To explain this model, first appreciate that good financial results are symptoms of strong underlying causes. If a firm manages by the numbers today, a firm is harvested quickly. Good numbers start with good management (#1) Out of their minds comes a focused, articulated strategy (#2) that will allow the firm to achieve sustainable competitive and profitable advantages over competition. From strategy all systems (#3) must be continuously developed and refined. Systems coordinate, organize, discipline, and inform employees-plus more; they are the key to distinctive, consistent service. Great people (#4) can not be attracted to and kept by a firm with poor management, unfocused strategy or poor systems. Given ingredients 1-4, education (#5) will result in skill improvement. Only skilled talent can appreciate good assets/tools (#6); world-class tools don't do much for monkeys. Then incentives (#7) may work if employees are already receiving 110-115% of the going wage for their job in a given labor market. To attract and keep achievers who will respond to education you must pay good wages upfront, because it is a seller's market for them. Only marginal, desperate, and opportunistic people must work for below average wages plus at-risk incentive pay.

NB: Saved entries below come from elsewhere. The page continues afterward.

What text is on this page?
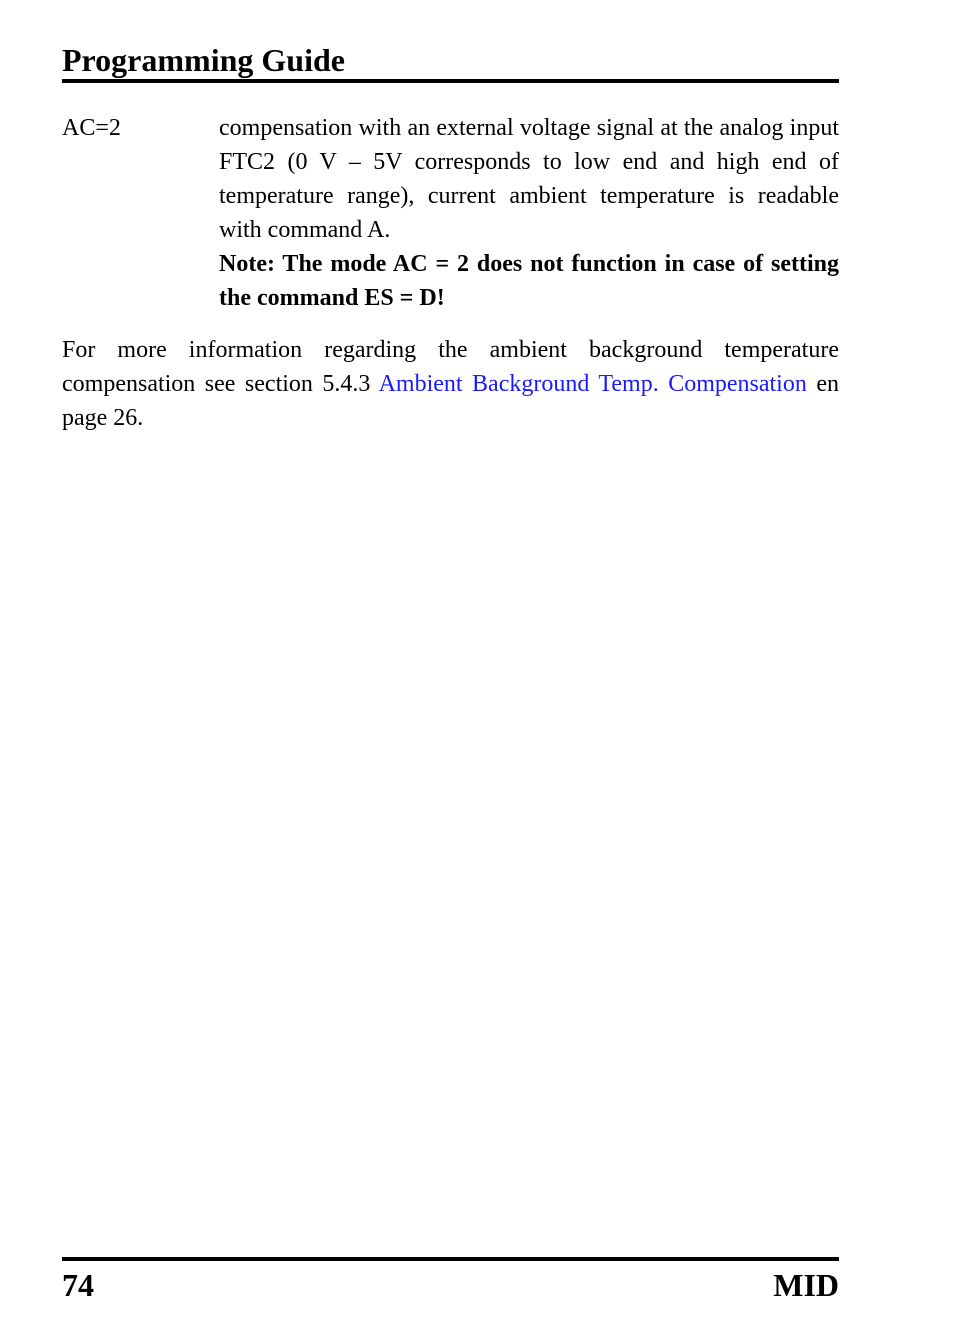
Programming Guide
AC=2	compensation with an external voltage signal at the analog input FTC2 (0 V – 5V corresponds to low end and high end of temperature range), current ambient temperature is readable with command A.

Note: The mode AC = 2 does not function in case of setting the command ES = D!

For more information regarding the ambient background temperature compensation see section 5.4.3 Ambient Background Temp. Compensation en page 26.

74	MID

If a firm has the first six steps, then employees will already be showing can-do-better initiative. After all great coaches, teachers, and leaders confront followers with high expectations, measurable discipline and the intrinsic joy of a job well done. The rest try to use playing time, grades, and incentives to avoid having to be positively and creatively confrontational and truly competent. With the first six steps, in place, incentives can reinforce the existing initiative and share fairly a piece of the premium profitability that will result.


Incentives have their place once all prerequisites are in place, but too often these simple, powerful tools are misconceived and misapplied. We need to give more thought to: building a better bonfire: designing better incentive plans; and implementing these plans more carefully. The growth and inflation of the past won't make plans look better than they are, and future turbulence will test plans severely. We must look before we leap at imitating someone else's supposedly successful plan; the statistics demand caution.